The popularity of these systems – over a third of American adults indicated they interacted with a virtual assistant in 2024, with over a quarter specifying ChatGPT in particular – is, mostly, dependent on the influence of this deception. Chatbots are constantly accessible partners that can, according to OpenAI’s website tells us, “brainstorm,” “explore ideas” and “work together” with us. They can be given “characteristics”. They can use our names. They have accessible identities of their own (the original of these products, ChatGPT, is, perhaps to the concern of OpenAI’s brand managers, saddled with the title it had when it became popular, but its biggest alternatives are “Claude”, “Gemini” and “Copilot”).

The false impression by itself is not the main problem. Those talking about ChatGPT often mention its distant ancestor, the Eliza “therapist” chatbot developed in 1967 that produced a similar effect. By modern standards Eliza was rudimentary: it created answers via basic rules, frequently rephrasing input as a question or making generic comments. Notably, Eliza’s creator, the computer scientist Joseph Weizenbaum, was taken aback – and worried – by how many users gave the impression Eliza, to some extent, comprehended their feelings. But what contemporary chatbots generate is more insidious than the “Eliza phenomenon”. Eliza only echoed, but ChatGPT intensifies.

The sophisticated algorithms at the core of ChatGPT and additional contemporary chatbots can realistically create natural language only because they have been supplied with almost inconceivably large volumes of raw text: books, social media posts, transcribed video; the more comprehensive the more effective. Definitely this educational input contains truths. But it also inevitably contains fiction, incomplete facts and inaccurate ideas. When a user sends ChatGPT a prompt, the core system analyzes it as part of a “setting” that includes the user’s recent messages and its own responses, integrating it with what’s stored in its learning set to produce a probabilistically plausible answer. This is intensification, not reflection. If the user is incorrect in a certain manner, the model has no way of understanding that. It reiterates the false idea, maybe even more persuasively or eloquently. It might includes extra information. This can push an individual toward irrational thinking.
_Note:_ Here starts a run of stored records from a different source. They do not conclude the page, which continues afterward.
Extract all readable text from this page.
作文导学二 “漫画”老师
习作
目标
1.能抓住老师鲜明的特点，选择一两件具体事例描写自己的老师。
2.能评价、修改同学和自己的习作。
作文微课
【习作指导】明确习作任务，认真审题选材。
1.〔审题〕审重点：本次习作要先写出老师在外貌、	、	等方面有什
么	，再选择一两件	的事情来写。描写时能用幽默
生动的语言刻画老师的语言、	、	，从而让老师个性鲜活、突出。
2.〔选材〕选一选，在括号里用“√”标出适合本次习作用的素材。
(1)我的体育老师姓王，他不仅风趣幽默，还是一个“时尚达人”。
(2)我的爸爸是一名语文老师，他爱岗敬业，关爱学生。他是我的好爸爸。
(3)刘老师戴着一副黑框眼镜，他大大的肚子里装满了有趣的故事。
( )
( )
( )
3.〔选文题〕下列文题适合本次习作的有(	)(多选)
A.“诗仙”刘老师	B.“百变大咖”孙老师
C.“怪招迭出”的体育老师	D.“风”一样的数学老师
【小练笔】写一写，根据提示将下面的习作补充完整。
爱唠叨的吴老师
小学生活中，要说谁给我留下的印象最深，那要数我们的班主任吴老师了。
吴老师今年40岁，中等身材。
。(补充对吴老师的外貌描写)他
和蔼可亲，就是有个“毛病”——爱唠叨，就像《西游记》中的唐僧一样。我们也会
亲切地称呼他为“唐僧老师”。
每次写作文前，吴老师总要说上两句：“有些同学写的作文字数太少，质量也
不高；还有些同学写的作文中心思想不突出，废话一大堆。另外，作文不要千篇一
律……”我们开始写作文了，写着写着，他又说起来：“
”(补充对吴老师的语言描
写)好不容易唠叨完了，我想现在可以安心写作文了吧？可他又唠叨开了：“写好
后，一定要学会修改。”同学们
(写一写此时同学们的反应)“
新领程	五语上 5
Who is vulnerable here? The better question is, who is immune? All of us, regardless of whether we “possess” existing “mental health problems”, can and do create incorrect ideas of who we are or the environment. The ongoing interaction of discussions with others is what maintains our connection to consensus reality. ChatGPT is not an individual. It is not a friend. A conversation with it is not truly a discussion, but a reinforcement cycle in which a great deal of what we communicate is cheerfully validated.

OpenAI has admitted this in the identical manner Altman has admitted “emotional concerns”: by attributing it externally, giving it a label, and stating it is resolved. In April, the firm stated that it was “dealing with” ChatGPT’s “sycophancy”. But reports of loss of reality have persisted, and Altman has been backtracking on this claim. In August he stated that many users liked ChatGPT’s responses because they had “never had anyone in their life provide them with affirmation”. In his latest statement, he mentioned that OpenAI would “launch a updated model of ChatGPT … in case you prefer your ChatGPT to answer in a highly personable manner, or incorporate many emoticons, or act like a friend, ChatGPT should do it”. The {company

Roy Pacheco
Roy Pacheco

A passionate Italian chef and food writer, sharing her love for Tuscan cuisine and family recipes passed down through generations.